Als „nicht sonderlich originell“ bewertete hingegen der Germanist und Medienwissenschaftler Prof. Dr. Jochen Hörisch von der Universität Mannheim den Text im Interview mit uns. Als geradezu paradiesisch, also als genaues Gegenteil der Hölle, beschreibt Landrat Wilkes den Odenwald auf das FAZ-Schreiben in seiner Stellungnahme:
Wir können unserem Herrgott vielmehr dankbar sein, dass er gerade für Familien und Kinder weiterhin einen Platz bereithält, an dem in engem sozialen Zusammenhalt Werteorientierung und Wertmaßstäbe noch vermittelt und gelebt werden und damit gerade für junge Menschen eine ideale Basis und Grundlage darstellen, stabile Persönlichkeiten zu entwickeln.
Die Region biete viele kulturelle und Freizeitangebote. Zudem gebe es viel Natur. Im Vergleich zu Berlin, sei es ein Privileg im Odenwald zu leben, schreibt der Landrat und führt als Argument an, dass sogar ein Medizinnobelpreisträger und der Formel1-Weltmeister Sebastian Vettel sich die Region als Lebensmittelpunkt ausgesucht haben. Das sage viel über die Qualität aus, heißt es in der Antwort von Landrat Wilkes.
Egal, ob man mit einem solchen Text eine ganze Region und die Menschen, die gerne darin leben derart verunglimpfen darf oder ob der Text gar als Schullektüre taugt. Als Lehrstück könnte der Fall durchaus dienen: Nicht nur, weil er Frau Baum für kurze Zeit ein bisschen mediale Aufmerksamkeit beschert und sie in ihrer alten Heimat weniger berühmt als berüchtigt gemacht hat.
Indirekt bescherte die Feuilletonistin dem Odenwald einen Imagekampagne – zumindest einen Anfang hierfür. Denn die Region bekam dadurch nicht nur selbst viel Aufmerksamkeit. Man stellte fest, dass man an der Außenwirkung arbeiten muss.
1.000 Aufkleber in 45 Minuten vergriffen
„Ich bin ein Odenwälder“ soll deshalb künftig auf den Autos von Einheimischen und Besuchern des Odenwalds zu lesen sein. Seit Freitag gibt es den Aufkleber mit Herz-Apfel-Motiv in den Rathäusern der Odenwald-Gemeinden und Touristeninformationen für 50 Cent zu kaufen. Landrat Matthias Wilkes war der Erste, der am Freitag seinen Wagen mit dem Aufkleber versah. Die restlichen 999 Aufkleber der ersten Auflage waren bereits nach 45 Minuten vergriffen. Das Landratsamt ließ 2.000 Aufkleber nachdrucken. In einer Pressemitteilung schrieb Landrat Wilkes gestern, wie sehr ihn dieser Zuspruch freue:
Es ist sensationell, wie viele Odenwälder sich mit Ihrer Region identifizieren und den wunderbaren Aufkleber den Mitarbeitern in den Rathäusern geradezu aus den Händen reißen.
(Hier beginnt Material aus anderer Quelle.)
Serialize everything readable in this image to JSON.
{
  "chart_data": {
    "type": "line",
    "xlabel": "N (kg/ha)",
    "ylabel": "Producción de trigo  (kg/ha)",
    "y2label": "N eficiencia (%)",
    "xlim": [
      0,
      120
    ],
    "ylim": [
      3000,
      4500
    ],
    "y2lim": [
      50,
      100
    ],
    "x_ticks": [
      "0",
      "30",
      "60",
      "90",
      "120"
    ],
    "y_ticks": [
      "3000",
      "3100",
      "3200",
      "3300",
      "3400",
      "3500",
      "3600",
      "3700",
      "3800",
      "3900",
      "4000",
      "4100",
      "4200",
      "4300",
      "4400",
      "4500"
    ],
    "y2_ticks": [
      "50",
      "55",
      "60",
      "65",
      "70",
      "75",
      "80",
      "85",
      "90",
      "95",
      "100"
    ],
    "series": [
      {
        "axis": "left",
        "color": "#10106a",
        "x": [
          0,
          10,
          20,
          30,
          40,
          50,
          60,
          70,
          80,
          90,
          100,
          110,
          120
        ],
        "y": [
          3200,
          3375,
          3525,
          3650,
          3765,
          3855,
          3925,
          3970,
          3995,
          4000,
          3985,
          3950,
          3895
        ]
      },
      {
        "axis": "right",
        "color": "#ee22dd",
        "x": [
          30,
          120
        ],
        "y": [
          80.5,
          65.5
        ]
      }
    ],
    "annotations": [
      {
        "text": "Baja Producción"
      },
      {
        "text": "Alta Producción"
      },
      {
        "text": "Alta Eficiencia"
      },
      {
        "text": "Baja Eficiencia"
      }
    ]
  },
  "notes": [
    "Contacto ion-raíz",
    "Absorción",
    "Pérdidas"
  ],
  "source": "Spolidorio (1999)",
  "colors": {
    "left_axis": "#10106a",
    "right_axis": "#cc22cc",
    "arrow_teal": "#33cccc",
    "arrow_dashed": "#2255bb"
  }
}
Der Erlös des Aufklebers kommt der neunjährigen Joline Kolb zu Gute, die von Geburt an körperlich behindert ist. Sie ist die Tochter der ersten Apfelprinzessin Jeanette Kolb aus Grasellenbach. Das Geld soll für Therapiezwecke verwendet werden, heißt es dazu in der Ankündigung des Landratsamts. Die heute neunjährige Joline sei als Frühchen zur Welt gekommen. Kurz nach der Geburt war eine zelebrale Bewegungsstörung – eine nicht heilbare Lähmung – diagnostiziert. Seit ihrem sechsten Lebensjahr sitzt Joline im Rollstuhl, so die Pressemitteilung.
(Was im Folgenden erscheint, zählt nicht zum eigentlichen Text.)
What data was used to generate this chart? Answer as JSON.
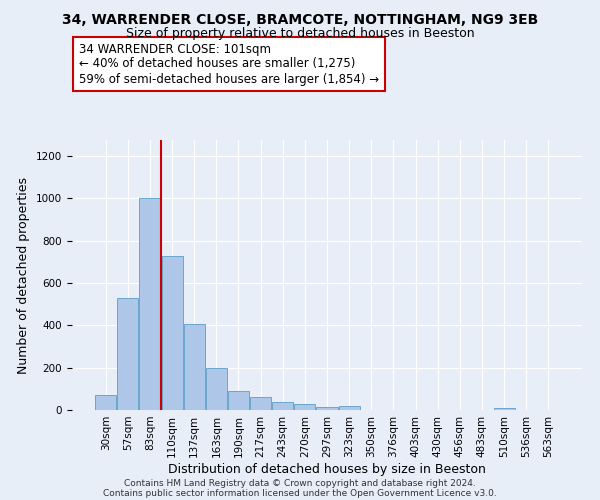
{
  "title": "34, WARRENDER CLOSE, BRAMCOTE, NOTTINGHAM, NG9 3EB",
  "subtitle": "Size of property relative to detached houses in Beeston",
  "xlabel": "Distribution of detached houses by size in Beeston",
  "ylabel": "Number of detached properties",
  "bar_labels": [
    "30sqm",
    "57sqm",
    "83sqm",
    "110sqm",
    "137sqm",
    "163sqm",
    "190sqm",
    "217sqm",
    "243sqm",
    "270sqm",
    "297sqm",
    "323sqm",
    "350sqm",
    "376sqm",
    "403sqm",
    "430sqm",
    "456sqm",
    "483sqm",
    "510sqm",
    "536sqm",
    "563sqm"
  ],
  "bar_values": [
    70,
    530,
    1000,
    725,
    408,
    197,
    90,
    60,
    38,
    30,
    14,
    18,
    0,
    0,
    0,
    0,
    0,
    0,
    10,
    0,
    0
  ],
  "bar_color": "#aec6e8",
  "bar_edge_color": "#5a9ec8",
  "vline_x_index": 3,
  "vline_color": "#cc0000",
  "annotation_line1": "34 WARRENDER CLOSE: 101sqm",
  "annotation_line2": "← 40% of detached houses are smaller (1,275)",
  "annotation_line3": "59% of semi-detached houses are larger (1,854) →",
  "annotation_box_color": "#ffffff",
  "annotation_box_edge": "#cc0000",
  "ylim": [
    0,
    1275
  ],
  "yticks": [
    0,
    200,
    400,
    600,
    800,
    1000,
    1200
  ],
  "bg_color": "#e8eef8",
  "plot_bg_color": "#e8eef8",
  "footer_line1": "Contains HM Land Registry data © Crown copyright and database right 2024.",
  "footer_line2": "Contains public sector information licensed under the Open Government Licence v3.0.",
  "title_fontsize": 10,
  "subtitle_fontsize": 9,
  "axis_label_fontsize": 9,
  "tick_fontsize": 7.5,
  "annotation_fontsize": 8.5,
  "footer_fontsize": 6.5
}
Nach heutigem medizinischen Stand werde sie niemals laufen können. Ihre Familie habe dies vor Herausforderungen gestellt. Eine davon sei gewesen, das Haus barrierefrei umzubauen. Bereits dabei halfen der Familie verschiedene Spendenaktionen dabei, die dafür notwendigen Ausgaben zu bezahlen.
Ob Frau Baum sich auch einen Aufkleber „Ich bin ein Odenwälder“ besorgt hat, ist nicht bekannt.